Tim Smith with The Cardiacs
They remind me of Georges Antheil, the avant garde 1920s composer, whose Ballet Mechanique required half a dozen mechanical pianos, a siren and a couple of aircraft propellers. Until computers came along no one could play this piece, which was written as the score for a film of the same name. You cannot find The Cardiacs on Spotify but there are clips on YouTube. I recommend finding the clip of them rehearsing Jibber and Twitch here. If you listen to this, do not attempt to do anything other than watch and listen. The timing is impeccable. The energy is infectious. My sister lasted 30 seconds. I love it - especially the bass player (Jim Smith) who is dressed in just his bass guitar and his jockeys. At 1:42, a dog barks. You are not sure whether it is supposed to be there or not. It’s a challenging number, amusing but brilliant. There are more songs on Soundcloud.

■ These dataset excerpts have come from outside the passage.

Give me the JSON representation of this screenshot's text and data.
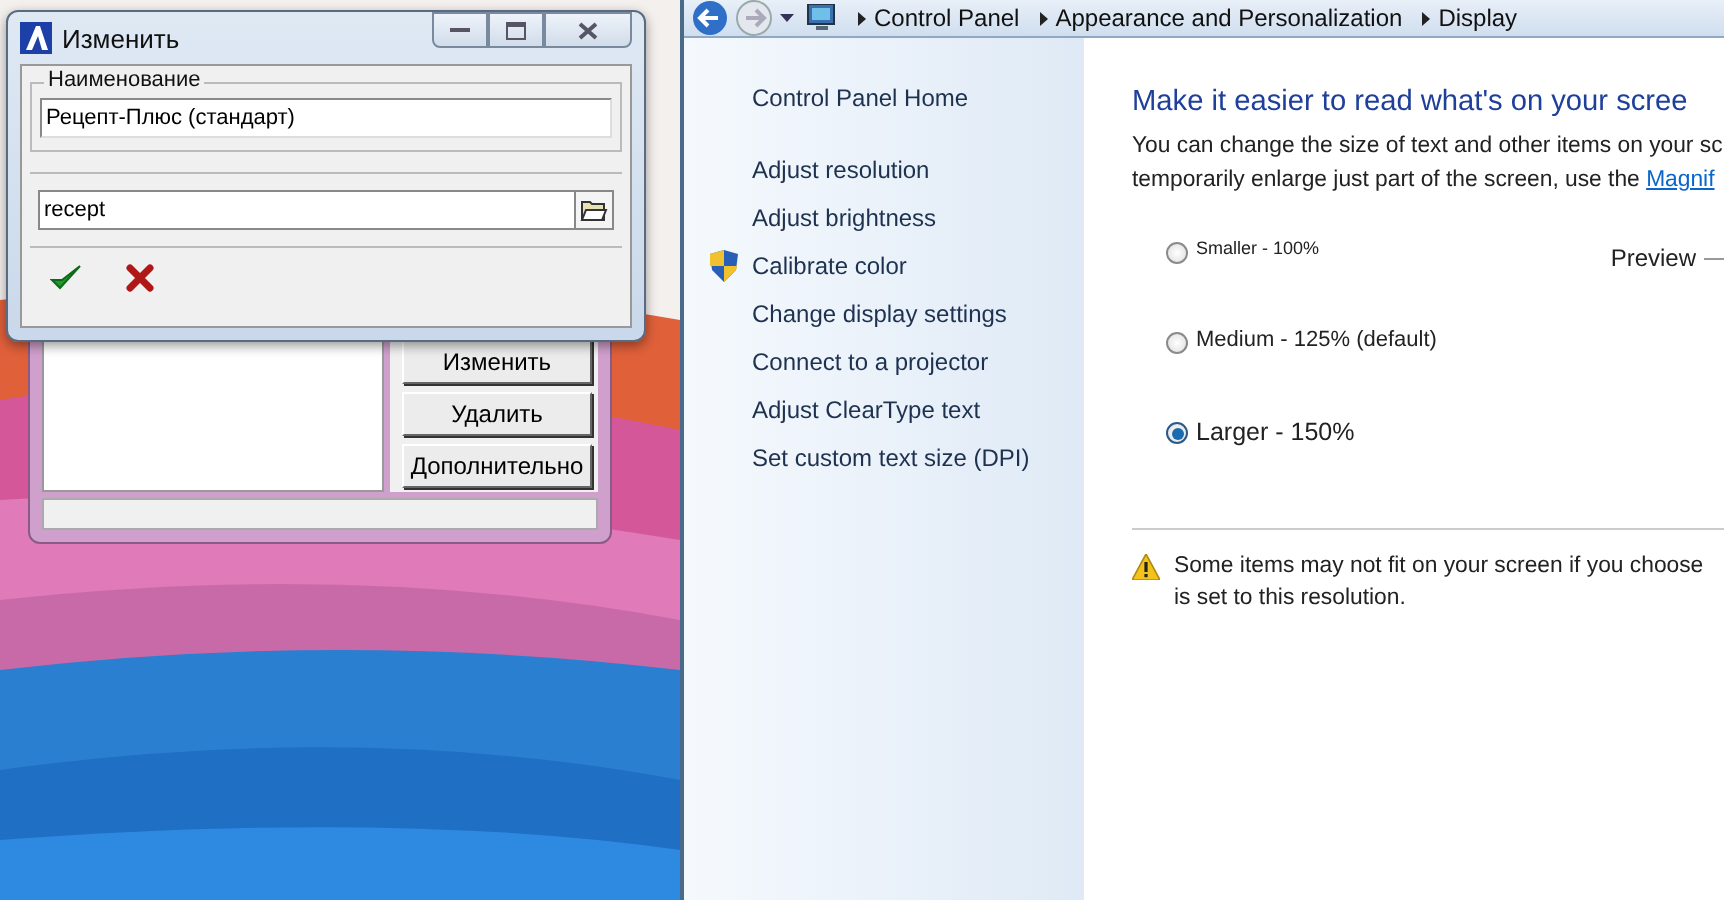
{
  "background_window": {
    "buttons": [
      "Изменить",
      "Удалить",
      "Дополнительно"
    ]
  },
  "dialog": {
    "title": "Изменить",
    "name_group": {
      "label": "Наименование",
      "value": "Рецепт-Плюс (стандарт)"
    },
    "file_field": {
      "value": "recept"
    }
  },
  "control_panel": {
    "breadcrumbs": [
      "Control Panel",
      "Appearance and Personalization",
      "Display"
    ],
    "sidebar": {
      "items": [
        {
          "label": "Control Panel Home",
          "kind": "home"
        },
        {
          "label": "Adjust resolution",
          "kind": "link"
        },
        {
          "label": "Adjust brightness",
          "kind": "link"
        },
        {
          "label": "Calibrate color",
          "kind": "shield"
        },
        {
          "label": "Change display settings",
          "kind": "link"
        },
        {
          "label": "Connect to a projector",
          "kind": "link"
        },
        {
          "label": "Adjust ClearType text",
          "kind": "link"
        },
        {
          "label": "Set custom text size (DPI)",
          "kind": "link"
        }
      ]
    },
    "heading": "Make it easier to read what's on your scree",
    "description_lines": [
      "You can change the size of text and other items on your sc",
      "temporarily enlarge just part of the screen, use the "
    ],
    "magnifier_link": "Magnif",
    "options": [
      {
        "label": "Smaller - 100%",
        "kind": "small",
        "selected": false
      },
      {
        "label": "Medium - 125% (default)",
        "kind": "medium",
        "selected": false
      },
      {
        "label": "Larger - 150%",
        "kind": "large",
        "selected": true
      }
    ],
    "preview_label": "Preview",
    "warning_lines": [
      "Some items may not fit on your screen if you choose",
      "is set to this resolution."
    ]
  }
}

And that doesn’t exactly bring us to Peter Green but he’s the one that made the news this week. There’s not a lot to add. Albatross was released as a single in 1968 and remains Fleetwood Mac’s only UK number single. The coverage of Green’s death by the mainstream media focused more on his prowess as a blues guitarist and there’s no doubt that tracks like Black magic woman (also written by Green) showcases his talents as a guitarist. But it is Albatross that is his lasting testament. Not only is is a beautiful melody but the arrangement is superb. It would have been easy for the band to be carried away and to rev it up; they don’t. The song is almost the definition of laid back, Mick Fleetwood’s cymbals sound like the sea, John McVie’s bassline supplies the platform for Green’s guitar. As a rock song, this is as good as it gets.
Green with harmonica and guitar, 2009.